Peptides offer further unique possibilities for modification and improvement. New technologies in peptide engineering gave us the potential to produce peptide-drug conjugates, which blend the high specificity of peptides with the potent therapeutic properties of small molecules. This has resulted in increased cellular absorbance, longer plasma half-life, and improved therapeutic effect.
Disadvantages
For all their benefits, therapeutic peptides are quite challenging to pharmacokinetically manage. Their primary disadvantages are membrane inpermeability and low in vivo stability. Because peptides are larger and hydrophilic than small molecules, they cannot typically cross cell membranes to access intracellular targets, and thus cannot be useful for therapeutic purposes.
Secondly, peptides can be easily broken down by proteolytic enzymes and have a very short half-life, requiring frequent dosing. Clycling, PEGylation and lipidation have been used to stabilize peptides and prolong half-life, although they can reduce biological function.
Fig. 1. Peptides versus small molecules and biologics. Comparison of advantages and drawbacks between peptides and small molecules or biologics (Muttenthaler M, King GF, et al., 2021).
The Pharmacokinetics of Therapeutic Peptides
Absorption
- Parenteral Administration
The absorption of therapeutic peptides is primarily achieved through parenteral routes, including intravenous (IV), subcutaneous (SC), and intramuscular (IM) injections. IV provides the benefit of full systemic availability, avoiding digestive and liver breakdown, while enabling exact dosing control.
But SC and IM routes, while slightly slower because they could degrade at the injection site, provide practical advantages such as self-administration. They take up absorption through both capillary and lymphatic channels, and molecular size determines which is the most common absorption channel.
- Non-Invasive Routes
An effort to make peptide therapies more convenient and effective has also prompted research into non-invasive delivery modes like oral, buccal and transdermal. The bioavailability through oral administration is restricted by harsh gastrointestinal environment and poor mucosal permeability, but new formulations such as permeation enhancers and encapsulation have some promising answers.
Fig. 2. Distribution mechanisms of therapeutic proteins: convective extravasation rather than diffusion as major distribution process (Meibohm B, 2019).
Distribution
Following absorption, peptides are distributed primarily within the extracellular space due to their size and hydrophilicity. Their volume of distribution is generally limited, with a biexponential plasma concentration-time profile typical for peptides. Peptide distribution is further influenced by binding to endogenous proteins, which can significantly impact their pharmacokinetic profiles and therapeutic efficacy.
Metabolism
Peptide metabolism is oxidized by proteolytic reaction, generally occurring in the liver, kidneys and other tissues. Peptidases and proteases break down peptides into amino acids, and those are reabsorbed into the body's amino acid supply.

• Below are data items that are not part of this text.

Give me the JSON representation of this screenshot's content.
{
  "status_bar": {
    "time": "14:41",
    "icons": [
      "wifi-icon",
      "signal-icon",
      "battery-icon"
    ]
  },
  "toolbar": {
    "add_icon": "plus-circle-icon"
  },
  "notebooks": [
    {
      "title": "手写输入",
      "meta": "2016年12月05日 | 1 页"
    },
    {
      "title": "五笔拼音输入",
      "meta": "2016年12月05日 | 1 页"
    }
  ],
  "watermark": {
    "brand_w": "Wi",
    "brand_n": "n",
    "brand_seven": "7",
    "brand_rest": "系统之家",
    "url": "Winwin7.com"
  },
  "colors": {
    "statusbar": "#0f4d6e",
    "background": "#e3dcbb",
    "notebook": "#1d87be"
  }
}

Metabolic stability is a major concern, and it is often used as an antioxidant, cyclized, PEGylated or in combination with D-amino acids for resistance to proteolytic enzymes. These changes are designed to prolong the half-life of the peptide, increase its bioavailability, and ultimately enhance therapeutic performance.
Fig. 3. Pathways of renal metabolism of peptides and proteins: glomerular filtration followed by either (1) intraluminal metabolism or (2) tubular reabsorption with intracellular lysosomal metabolism and (3) peritubular extraction with intracellular lysosomal metabolism (Meibohm B, 2019).
Elimination
Renal excretion is the principal elimination route for therapeutic peptides, particularly those with molecular weights below the renal filtration threshold. The peptides go through glomerular filtering and then intraluminal metabolism, where they're hydrolyzed by brush border enzymes in the tubules of the kidneys.
For larger peptides, biliary excretion and subsequent fecal elimination may play a role, though this pathway is less common. The rapid elimination of peptides poses a challenge, often requiring innovative formulation strategies to sustain therapeutic concentrations over time.
Conclusion
Therapeutic peptide pharmacokinetics involves an intricate set of processes – absorption, distribution, metabolism, and elimination. The intrinsic issues surrounding peptide delivery and stability must be resolved before the therapy can be truly enhanced. Peptide engineering, along with novel delivery systems, has the potential to transform peptide treatments into more efficient and cost-effective therapies that could drive the pharmaceutical revolution ahead.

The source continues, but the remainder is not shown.